Elvino Dias, l’avocat de Mondlane, préparait un recours dénonçant des fraudes électorales, à soumettre dans un court délai à la plus haute juridiction du pays. Il a été tué à bout portant, ainsi qu’un responsable du parti Podemos, Paulo Guambe, en plein cœur de Maputo.
« Nous confirmons l’assassinat de nos deux membres ce matin », a déclaré Albino Forquilha, le président de Podemos, qui a soutenu la campagne de « Venancio » (comme l’appelle la rue) à la présidentielle. La police a affirmé « enquêter sur cette affaire ».

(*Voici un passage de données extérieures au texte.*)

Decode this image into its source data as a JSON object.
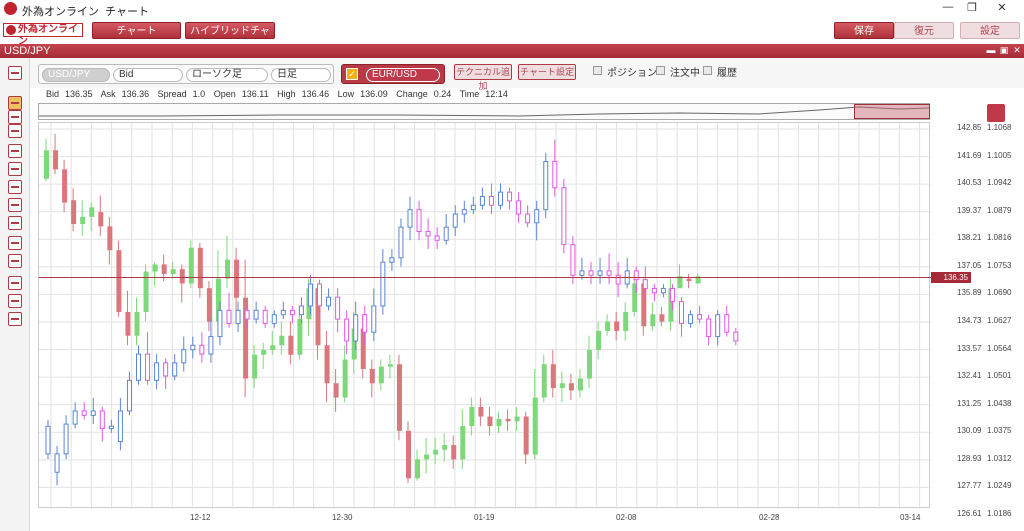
{
  "window": {
    "brand": "外為オンライン",
    "title": "チャート",
    "minimize": "—",
    "maximize": "❐",
    "close": "✕"
  },
  "toolbar": {
    "logo_text": "外為オンライン",
    "chart_tab": "チャート",
    "hybrid_tab": "ハイブリッドチャート",
    "save": "保存",
    "restore": "復元",
    "settings": "設定"
  },
  "chart_window": {
    "title": "USD/JPY"
  },
  "options": {
    "pair": "USD/JPY",
    "price_side": "Bid",
    "chart_type": "ローソク足",
    "period": "日足",
    "compare_pair": "EUR/USD",
    "add_technical": "テクニカル追加",
    "chart_settings": "チャート設定",
    "position": "ポジション",
    "orders": "注文中",
    "history": "履歴"
  },
  "info": {
    "bid_label": "Bid",
    "bid": "136.35",
    "ask_label": "Ask",
    "ask": "136.36",
    "spread_label": "Spread",
    "spread": "1.0",
    "open_label": "Open",
    "open": "136.11",
    "high_label": "High",
    "high": "136.46",
    "low_label": "Low",
    "low": "136.09",
    "change_label": "Change",
    "change": "0.24",
    "time_label": "Time",
    "time": "12:14"
  },
  "current_price": "136.35",
  "colors": {
    "up": "#7dd87a",
    "down": "#d9777c",
    "compare_up": "#5b86d6",
    "compare_down": "#e05ae0",
    "price_line": "#b03a4a"
  },
  "chart_data": {
    "type": "candlestick",
    "x_ticks": [
      "12-12",
      "12-30",
      "01-19",
      "02-08",
      "02-28",
      "03-14"
    ],
    "y_left_ticks": [
      "142.85",
      "141.69",
      "140.53",
      "139.37",
      "138.21",
      "137.05",
      "135.89",
      "134.73",
      "133.57",
      "132.41",
      "131.25",
      "130.09",
      "128.93",
      "127.77",
      "126.61"
    ],
    "y_right_ticks": [
      "1.1068",
      "1.1005",
      "1.0942",
      "1.0879",
      "1.0816",
      "1.0753",
      "1.0690",
      "1.0627",
      "1.0564",
      "1.0501",
      "1.0438",
      "1.0375",
      "1.0312",
      "1.0249",
      "1.0186"
    ],
    "ylim": [
      126.61,
      142.85
    ],
    "usdjpy": [
      [
        140.5,
        141.7,
        142.2,
        140.4
      ],
      [
        141.7,
        140.9,
        142.4,
        140.7
      ],
      [
        140.9,
        139.5,
        141.3,
        139.1
      ],
      [
        139.6,
        138.6,
        140.1,
        138.3
      ],
      [
        138.6,
        138.9,
        139.6,
        138.1
      ],
      [
        138.9,
        139.3,
        139.5,
        138.3
      ],
      [
        139.1,
        138.5,
        139.8,
        138.1
      ],
      [
        138.5,
        137.5,
        138.9,
        136.9
      ],
      [
        137.5,
        134.9,
        137.9,
        134.7
      ],
      [
        134.9,
        133.9,
        135.8,
        133.5
      ],
      [
        133.9,
        134.9,
        135.5,
        133.5
      ],
      [
        134.9,
        136.6,
        136.9,
        134.5
      ],
      [
        136.6,
        136.9,
        137.0,
        136.0
      ],
      [
        136.9,
        136.5,
        137.3,
        136.2
      ],
      [
        136.5,
        136.7,
        137.0,
        136.3
      ],
      [
        136.7,
        136.1,
        136.9,
        135.3
      ],
      [
        136.1,
        137.6,
        137.9,
        135.9
      ],
      [
        137.6,
        135.9,
        137.8,
        135.5
      ],
      [
        135.9,
        134.5,
        136.2,
        134.1
      ],
      [
        134.5,
        136.3,
        137.5,
        134.3
      ],
      [
        136.3,
        137.1,
        138.1,
        135.9
      ],
      [
        137.1,
        135.5,
        137.6,
        134.5
      ],
      [
        135.5,
        132.1,
        137.1,
        131.3
      ],
      [
        132.1,
        133.1,
        133.5,
        131.7
      ],
      [
        133.1,
        133.3,
        133.6,
        132.5
      ],
      [
        133.3,
        133.5,
        134.1,
        133.1
      ],
      [
        133.5,
        133.9,
        134.5,
        133.1
      ],
      [
        133.9,
        133.1,
        134.5,
        132.7
      ],
      [
        133.1,
        134.6,
        135.1,
        132.9
      ],
      [
        134.6,
        135.9,
        136.3,
        133.9
      ],
      [
        135.9,
        133.5,
        136.1,
        132.9
      ],
      [
        133.5,
        131.9,
        134.1,
        131.1
      ],
      [
        131.9,
        131.3,
        132.5,
        130.7
      ],
      [
        131.3,
        132.9,
        133.5,
        131.1
      ],
      [
        132.9,
        134.2,
        134.9,
        132.3
      ],
      [
        134.2,
        132.5,
        134.8,
        132.1
      ],
      [
        132.5,
        131.9,
        132.9,
        131.3
      ],
      [
        131.9,
        132.6,
        132.9,
        131.6
      ],
      [
        132.6,
        132.7,
        133.1,
        132.1
      ],
      [
        132.7,
        129.9,
        133.1,
        129.5
      ],
      [
        129.9,
        127.9,
        130.3,
        127.7
      ],
      [
        127.9,
        128.7,
        129.1,
        127.8
      ],
      [
        128.7,
        128.9,
        129.6,
        128.1
      ],
      [
        128.9,
        129.1,
        129.6,
        128.5
      ],
      [
        129.1,
        129.3,
        129.8,
        128.6
      ],
      [
        129.3,
        128.7,
        129.7,
        128.3
      ],
      [
        128.7,
        130.1,
        130.8,
        128.3
      ],
      [
        130.1,
        130.9,
        131.3,
        129.7
      ],
      [
        130.9,
        130.5,
        131.3,
        130.1
      ],
      [
        130.5,
        130.1,
        130.9,
        129.7
      ],
      [
        130.1,
        130.4,
        130.7,
        129.8
      ],
      [
        130.4,
        130.3,
        130.8,
        129.9
      ],
      [
        130.3,
        130.5,
        130.9,
        129.9
      ],
      [
        130.5,
        128.9,
        130.7,
        128.5
      ],
      [
        128.9,
        131.3,
        132.5,
        128.7
      ],
      [
        131.3,
        132.7,
        133.1,
        131.1
      ],
      [
        132.7,
        131.7,
        133.3,
        131.3
      ],
      [
        131.7,
        131.9,
        132.4,
        131.1
      ],
      [
        131.9,
        131.6,
        132.3,
        131.2
      ],
      [
        131.6,
        132.1,
        132.5,
        131.3
      ],
      [
        132.1,
        133.3,
        133.9,
        131.7
      ],
      [
        133.3,
        134.1,
        134.5,
        132.9
      ],
      [
        134.1,
        134.5,
        134.8,
        133.9
      ],
      [
        134.5,
        134.1,
        134.9,
        133.7
      ],
      [
        134.1,
        134.9,
        135.3,
        133.7
      ],
      [
        134.9,
        136.1,
        136.3,
        134.7
      ],
      [
        136.1,
        134.3,
        136.3,
        133.9
      ],
      [
        134.3,
        134.8,
        135.3,
        134.1
      ],
      [
        134.8,
        134.5,
        135.1,
        134.3
      ],
      [
        134.5,
        135.9,
        136.3,
        134.1
      ],
      [
        135.9,
        136.4,
        136.9,
        135.9
      ],
      [
        136.3,
        136.2,
        136.5,
        135.9
      ],
      [
        136.1,
        136.4,
        136.5,
        136.1
      ]
    ],
    "eurusd": [
      [
        1.0312,
        1.0375,
        1.039,
        1.03
      ],
      [
        1.027,
        1.0312,
        1.033,
        1.024
      ],
      [
        1.0312,
        1.038,
        1.04,
        1.03
      ],
      [
        1.038,
        1.041,
        1.043,
        1.037
      ],
      [
        1.041,
        1.04,
        1.043,
        1.039
      ],
      [
        1.04,
        1.041,
        1.044,
        1.038
      ],
      [
        1.041,
        1.037,
        1.042,
        1.034
      ],
      [
        1.037,
        1.0375,
        1.039,
        1.036
      ],
      [
        1.034,
        1.041,
        1.044,
        1.032
      ],
      [
        1.041,
        1.048,
        1.05,
        1.04
      ],
      [
        1.048,
        1.054,
        1.056,
        1.047
      ],
      [
        1.054,
        1.048,
        1.059,
        1.047
      ],
      [
        1.048,
        1.052,
        1.054,
        1.046
      ],
      [
        1.052,
        1.049,
        1.053,
        1.046
      ],
      [
        1.049,
        1.052,
        1.054,
        1.048
      ],
      [
        1.052,
        1.055,
        1.058,
        1.05
      ],
      [
        1.055,
        1.056,
        1.058,
        1.053
      ],
      [
        1.056,
        1.054,
        1.059,
        1.052
      ],
      [
        1.054,
        1.058,
        1.062,
        1.052
      ],
      [
        1.058,
        1.064,
        1.066,
        1.056
      ],
      [
        1.064,
        1.061,
        1.068,
        1.06
      ],
      [
        1.061,
        1.064,
        1.066,
        1.059
      ],
      [
        1.064,
        1.062,
        1.065,
        1.06
      ],
      [
        1.062,
        1.064,
        1.066,
        1.061
      ],
      [
        1.064,
        1.061,
        1.065,
        1.06
      ],
      [
        1.061,
        1.063,
        1.064,
        1.06
      ],
      [
        1.063,
        1.064,
        1.066,
        1.062
      ],
      [
        1.064,
        1.063,
        1.065,
        1.061
      ],
      [
        1.063,
        1.065,
        1.067,
        1.061
      ],
      [
        1.065,
        1.07,
        1.072,
        1.063
      ],
      [
        1.07,
        1.065,
        1.071,
        1.063
      ],
      [
        1.065,
        1.067,
        1.069,
        1.064
      ],
      [
        1.067,
        1.062,
        1.069,
        1.059
      ],
      [
        1.062,
        1.057,
        1.064,
        1.054
      ],
      [
        1.057,
        1.063,
        1.066,
        1.055
      ],
      [
        1.063,
        1.059,
        1.065,
        1.056
      ],
      [
        1.059,
        1.065,
        1.069,
        1.057
      ],
      [
        1.065,
        1.075,
        1.078,
        1.063
      ],
      [
        1.075,
        1.076,
        1.078,
        1.073
      ],
      [
        1.076,
        1.083,
        1.085,
        1.074
      ],
      [
        1.083,
        1.087,
        1.09,
        1.08
      ],
      [
        1.087,
        1.082,
        1.089,
        1.08
      ],
      [
        1.082,
        1.081,
        1.085,
        1.078
      ],
      [
        1.081,
        1.08,
        1.083,
        1.078
      ],
      [
        1.08,
        1.083,
        1.086,
        1.079
      ],
      [
        1.083,
        1.086,
        1.088,
        1.081
      ],
      [
        1.086,
        1.087,
        1.089,
        1.084
      ],
      [
        1.087,
        1.088,
        1.09,
        1.086
      ],
      [
        1.088,
        1.09,
        1.092,
        1.087
      ],
      [
        1.09,
        1.088,
        1.093,
        1.086
      ],
      [
        1.088,
        1.091,
        1.093,
        1.087
      ],
      [
        1.091,
        1.089,
        1.092,
        1.087
      ],
      [
        1.089,
        1.086,
        1.091,
        1.084
      ],
      [
        1.086,
        1.084,
        1.088,
        1.083
      ],
      [
        1.084,
        1.087,
        1.089,
        1.08
      ],
      [
        1.087,
        1.098,
        1.1,
        1.085
      ],
      [
        1.098,
        1.092,
        1.103,
        1.09
      ],
      [
        1.092,
        1.079,
        1.094,
        1.077
      ],
      [
        1.079,
        1.072,
        1.081,
        1.07
      ],
      [
        1.072,
        1.073,
        1.076,
        1.071
      ],
      [
        1.073,
        1.072,
        1.075,
        1.07
      ],
      [
        1.072,
        1.073,
        1.076,
        1.07
      ],
      [
        1.073,
        1.072,
        1.077,
        1.07
      ],
      [
        1.072,
        1.07,
        1.075,
        1.067
      ],
      [
        1.07,
        1.073,
        1.076,
        1.069
      ],
      [
        1.073,
        1.071,
        1.074,
        1.068
      ],
      [
        1.071,
        1.069,
        1.074,
        1.066
      ],
      [
        1.069,
        1.068,
        1.07,
        1.066
      ],
      [
        1.068,
        1.069,
        1.07,
        1.067
      ],
      [
        1.069,
        1.066,
        1.07,
        1.064
      ],
      [
        1.066,
        1.061,
        1.067,
        1.058
      ],
      [
        1.061,
        1.063,
        1.064,
        1.06
      ],
      [
        1.063,
        1.062,
        1.065,
        1.061
      ],
      [
        1.062,
        1.058,
        1.063,
        1.056
      ],
      [
        1.058,
        1.063,
        1.064,
        1.056
      ],
      [
        1.063,
        1.059,
        1.065,
        1.058
      ],
      [
        1.059,
        1.057,
        1.06,
        1.056
      ]
    ]
  }
}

Les images circulant sur les réseaux sociaux montrent les deux hommes assassinés à l’avant d’une voiture, leurs corps affalés et tâchés de sang visibles depuis les fenêtres brisées. Ils ont été bloqués sur une avenue, dans la nuit du 18 au 19 octobre, par plusieurs véhicules. Deux assaillants ont ouvert le feu, tirant une vingtaine de coups, selon des témoins.
Un « coup clair porté à la démocratie »
Elvino Dias s’était fait connaître l’an dernier en dénonçant déjà des fraudes lors des élections municipales remportées par le parti Frelimo, au pouvoir depuis l’indépendance. L’opposition avait fortement contesté les résultats. L’avocat affirmait, comme nombre d’observateurs, que Venancio Mondlane avait en réalité obtenu la majorité des voix dans la capitale. « Elvino était un avocat astucieux, intrépide, avec la fibre dure d’un combattant », a réagi le site d’information Carta de Mocambique.
Dans une démocratie, « les assassinats à motivation politique n’ont pas leur place », a dénoncé l’Union européenne dans un communiqué, réclamant une enquête « immédiate, approfondie et transparente ». En outre, l’UE appelle à « la plus grande retenue » et juge « essentiel que tous les candidats bénéficient de mesures de protection rigoureuses en cette période post-électorale ».
La Renamo, premier parti d’opposition qui semble avoir été dépassé dans les urnes par Podemos le 9 octobre, a dénoncé la « perte irréparable » et « tragique » de deux citoyens œuvrant pour « l’État de droit ». L’association des juges (AJM) a fait part de sa « profonde indignation ». Integridade, groupe d’observateurs de la société civile, a dénoncé un crime « répugnant », estimant qu’il s’agit d’un « acte d’intimidation » mais aussi d’un « coup clair porté à la démocratie, à la vérité et à la justice électorale ».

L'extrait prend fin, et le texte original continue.